Gerbasi, el inmigrante

por Hellman pardo

La llegada del surrealismo a Venezuela comienza con el grupo Viernes, tan influenciado en los años 30 por el movimiento literario francés de aquella época. Luis Fernando Álvarez, José Ramón Heredia y Vicente Gerbasi fueron sus integrantes más representativos. Sin embargo, es Gerbasi quien logra verdadero reconocimiento más allá de las fronteras de su país. Poeta de la desolación, de la memoria en la infancia, somete el lenguaje a un estado de calma, como si las palabras pasaran por un viento insomne. De su bastísima obra, me detendré en el libro que “conmociona a cualquier idioma”, en palabras del crítico Iribarren Borges, y es Mi padre, el inmigrante.
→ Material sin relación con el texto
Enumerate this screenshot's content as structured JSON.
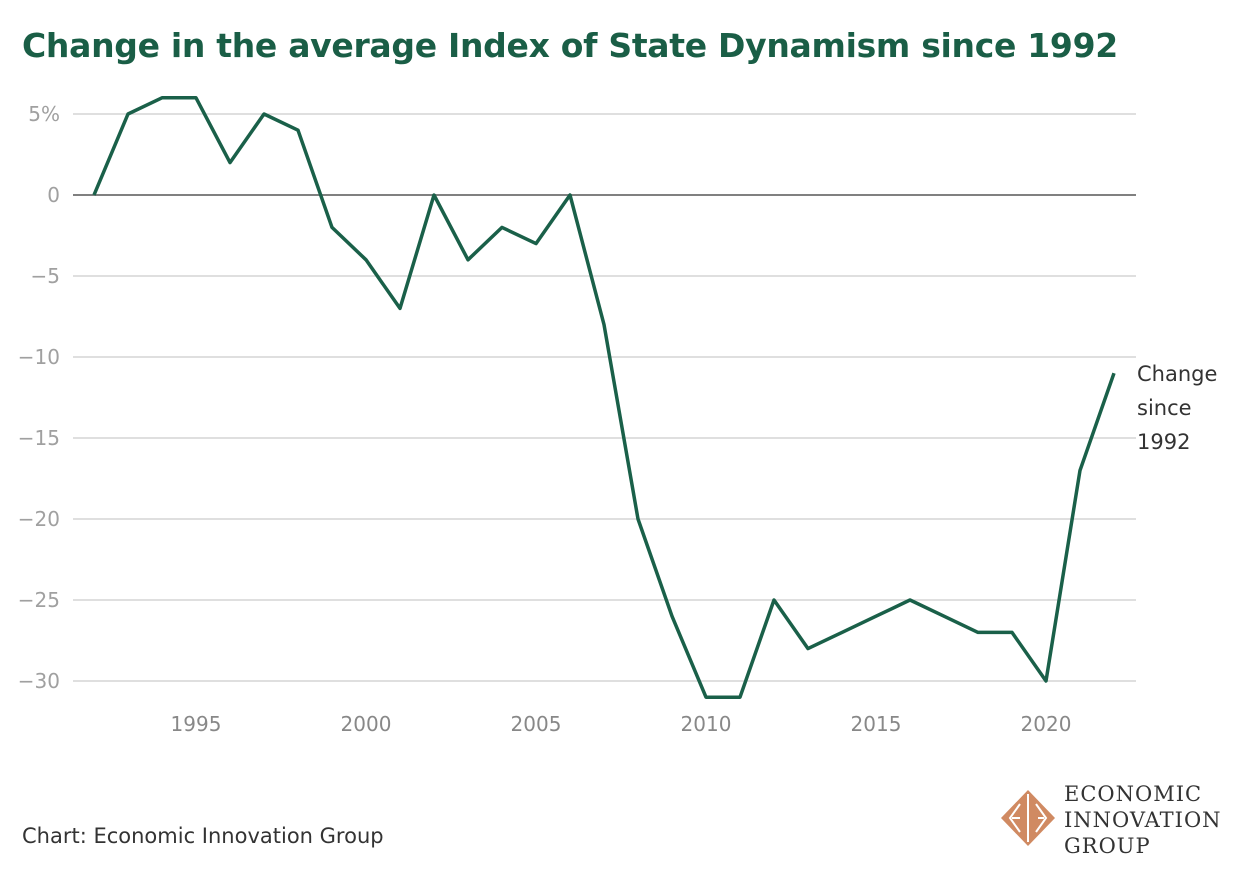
{
  "title": "Change in the average Index of State Dynamism since 1992",
  "source": "Chart: Economic Innovation Group",
  "logo": {
    "lines": [
      "ECONOMIC",
      "INNOVATION",
      "GROUP"
    ]
  },
  "colors": {
    "line": "#1a6049",
    "title": "#1a5e46",
    "grid": "#cccccc",
    "zero": "#808080",
    "tick": "#a0a0a0",
    "logo": "#d08a62"
  },
  "chart_data": {
    "type": "line",
    "title": "Change in the average Index of State Dynamism since 1992",
    "xlabel": "",
    "ylabel": "",
    "xlim": [
      1992,
      2022
    ],
    "ylim": [
      -31,
      6
    ],
    "x_ticks": [
      1995,
      2000,
      2005,
      2010,
      2015,
      2020
    ],
    "y_ticks": [
      {
        "value": 5,
        "label": "5%"
      },
      {
        "value": 0,
        "label": "0"
      },
      {
        "value": -5,
        "label": "−5"
      },
      {
        "value": -10,
        "label": "−10"
      },
      {
        "value": -15,
        "label": "−15"
      },
      {
        "value": -20,
        "label": "−20"
      },
      {
        "value": -25,
        "label": "−25"
      },
      {
        "value": -30,
        "label": "−30"
      }
    ],
    "grid": true,
    "series": [
      {
        "name": "Change since 1992",
        "label_lines": [
          "Change",
          "since",
          "1992"
        ],
        "x": [
          1992,
          1993,
          1994,
          1995,
          1996,
          1997,
          1998,
          1999,
          2000,
          2001,
          2002,
          2003,
          2004,
          2005,
          2006,
          2007,
          2008,
          2009,
          2010,
          2011,
          2012,
          2013,
          2014,
          2015,
          2016,
          2017,
          2018,
          2019,
          2020,
          2021,
          2022
        ],
        "values": [
          0,
          5,
          6,
          6,
          2,
          5,
          4,
          -2,
          -4,
          -7,
          0,
          -4,
          -2,
          -3,
          0,
          -8,
          -20,
          -26,
          -31,
          -31,
          -25,
          -28,
          -27,
          -26,
          -25,
          -26,
          -27,
          -27,
          -30,
          -17,
          -11
        ]
      }
    ]
  }
}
Hijo de inmigrantes italianos, Vicente Gerbasi llevará el peso de una nacionalidad que no es la suya, pero que le pertenece. De esa pertenencia ajena, de aquella condición de “venezolano con aires de Italia”, como diría en algún momento su entrañable amigo Otto de Sola, perduran los diálogos con su padre Juan Bautista, quien muere en Canoabo, en el estado de Carabobo, donde nació Vicente. Es el primer gran golpe para el poeta. Aquel dolor perdura para siempre. Estallada la Segunda Guerra Mundial, Gerbasi siente a Italia por todas partes y, con aquella nación distante de él, vuelve su padre como la transfiguración de un mundo perdido. Al terminar la guerra publica, con la desesperanza a cuestas, un libro que emociona a la literatura venezolana, y que sin duda lo sigue haciendo. Mi padre, el inmigrante, es un extenso poema dividido en treinta cantos. Obra fundamental de su poesía, es un libro del dolor transformado. No hay angustia en sus líneas; la punzada de la muerte no se asoma. Venezuela está en cada palabra, en cada imagen sostenida. Leyendas, mitos, espantos, aldeas con su aroma a luciérnagas. Así anuncia Gerbasi su tristeza, entonces, al recordar la ausencia de su padre y no contemplar de nuevo esa nueva patria “la frente va perdida, como ráfaga fría / por la humedad nocturna de los espantapájaros / ¿Cuándo sale de ti mi oscuro andar?”.

En otros apartes, más festivo, nos dice que “tu aldea en la colina redonda bajo el aire del trigo / frente al mar con pescadores en la aurora, / bajaban por el césped los almendros de la primavera”.

Algunos críticos anuncian de Mi padre, el inmigrante, que es un libro lleno de apuestas fáciles, plagado de reiteraciones. Penosa lectura, respondería sin aspavientos. Las aliteraciones y otros recursos, aparentemente elementales, responden a una necesidad de su lenguaje interior.

Obra de una belleza inusual en la poesía venezolana, sin componentes efectistas, es Mi padre, el inmigrante, un hondo poema que cuestiona la mirada del hombre en su realidad equívoca, en la deformación de su simple permanencia. Para Gerbasi, en Venezuela “un viento vegetal lame las peñas, / húmedas lumbres vagan por el río, y tensos pasos hunden / las flores de la noche en la memoria”. La memoria de lo perdido, el recuerdo de lo indecible.